Saturday, 10 March 2018

Letter of Credit

Letter of credit is a letter issued by a bank to another bank as a guarantee that payments would be made as per scheduled and full.
In other words a letter of credit is issued by bank from the buyer as a guarantee to another bank and to seller that payments would be made on time and correct amount.
On the other hand if a buyer could not pay the guaranteed amount to the bank than bank is authorised to recover the full or remaining amount of the goods purchased. Here we must recognized Letter of credit is dealt in documents not in goods by the bank so it can be called Documentary Credit Letter.


  Benefits of letter of Credit

  • The seller has the responsibility of customer's bank's to pay for the shipped items.
  • Decreasing the production hazard, if the consumer cancels or modifications his order.
  • The opportunity to get financing in the period among the shipment of the products and receipt of charge (mainly, in case of deferred price).
  • The vendor is able to calculate the charge date for the goods.
  • The buyer will not be capable of refuse to pay because of a criticism about the products.

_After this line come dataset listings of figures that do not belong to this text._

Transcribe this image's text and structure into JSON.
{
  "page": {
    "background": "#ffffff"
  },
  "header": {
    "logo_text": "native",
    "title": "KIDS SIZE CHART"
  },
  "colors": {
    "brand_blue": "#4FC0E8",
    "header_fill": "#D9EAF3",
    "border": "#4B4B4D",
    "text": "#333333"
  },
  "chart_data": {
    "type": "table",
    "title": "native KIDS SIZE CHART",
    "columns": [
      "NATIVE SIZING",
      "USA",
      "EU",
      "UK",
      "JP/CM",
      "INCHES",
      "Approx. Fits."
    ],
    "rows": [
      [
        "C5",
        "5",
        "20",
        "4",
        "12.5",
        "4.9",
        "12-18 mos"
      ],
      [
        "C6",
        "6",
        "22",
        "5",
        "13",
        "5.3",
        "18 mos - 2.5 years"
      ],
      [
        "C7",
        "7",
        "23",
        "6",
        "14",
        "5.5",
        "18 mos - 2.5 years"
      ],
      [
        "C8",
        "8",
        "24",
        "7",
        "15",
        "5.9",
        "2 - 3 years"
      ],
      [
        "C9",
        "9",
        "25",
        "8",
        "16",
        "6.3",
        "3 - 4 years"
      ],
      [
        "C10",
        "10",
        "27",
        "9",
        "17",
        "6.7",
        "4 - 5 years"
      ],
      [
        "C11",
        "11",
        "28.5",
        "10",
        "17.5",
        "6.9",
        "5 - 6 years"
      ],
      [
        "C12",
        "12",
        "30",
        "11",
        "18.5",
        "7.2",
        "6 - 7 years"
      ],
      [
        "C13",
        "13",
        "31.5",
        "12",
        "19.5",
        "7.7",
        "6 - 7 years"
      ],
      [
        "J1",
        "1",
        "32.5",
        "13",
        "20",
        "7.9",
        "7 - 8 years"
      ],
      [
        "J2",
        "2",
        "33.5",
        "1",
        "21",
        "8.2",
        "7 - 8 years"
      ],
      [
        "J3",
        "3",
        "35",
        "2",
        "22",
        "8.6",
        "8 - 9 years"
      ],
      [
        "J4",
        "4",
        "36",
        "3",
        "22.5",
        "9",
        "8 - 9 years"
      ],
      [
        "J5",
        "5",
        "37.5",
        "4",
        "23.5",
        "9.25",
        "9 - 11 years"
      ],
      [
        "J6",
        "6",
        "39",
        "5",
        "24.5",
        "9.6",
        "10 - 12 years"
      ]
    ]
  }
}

Drawbacks of Letter of Credit

  • The bank pays the seller for the products, on condition that the latter affords to the bank the determined documents in keeping with the phrases of the letter of credit score.
  • The purchaser can manipulate the term for shipping of the products.
  • By using a letter of credit, the client demonstrates his solvency.
  • Within the case of issuing a letter of credit score imparting for delayed fee, the vendor presents a credit score to the consumer.
  • Presenting a letter of credit lets in the customer to avoid or reduce pre-bills.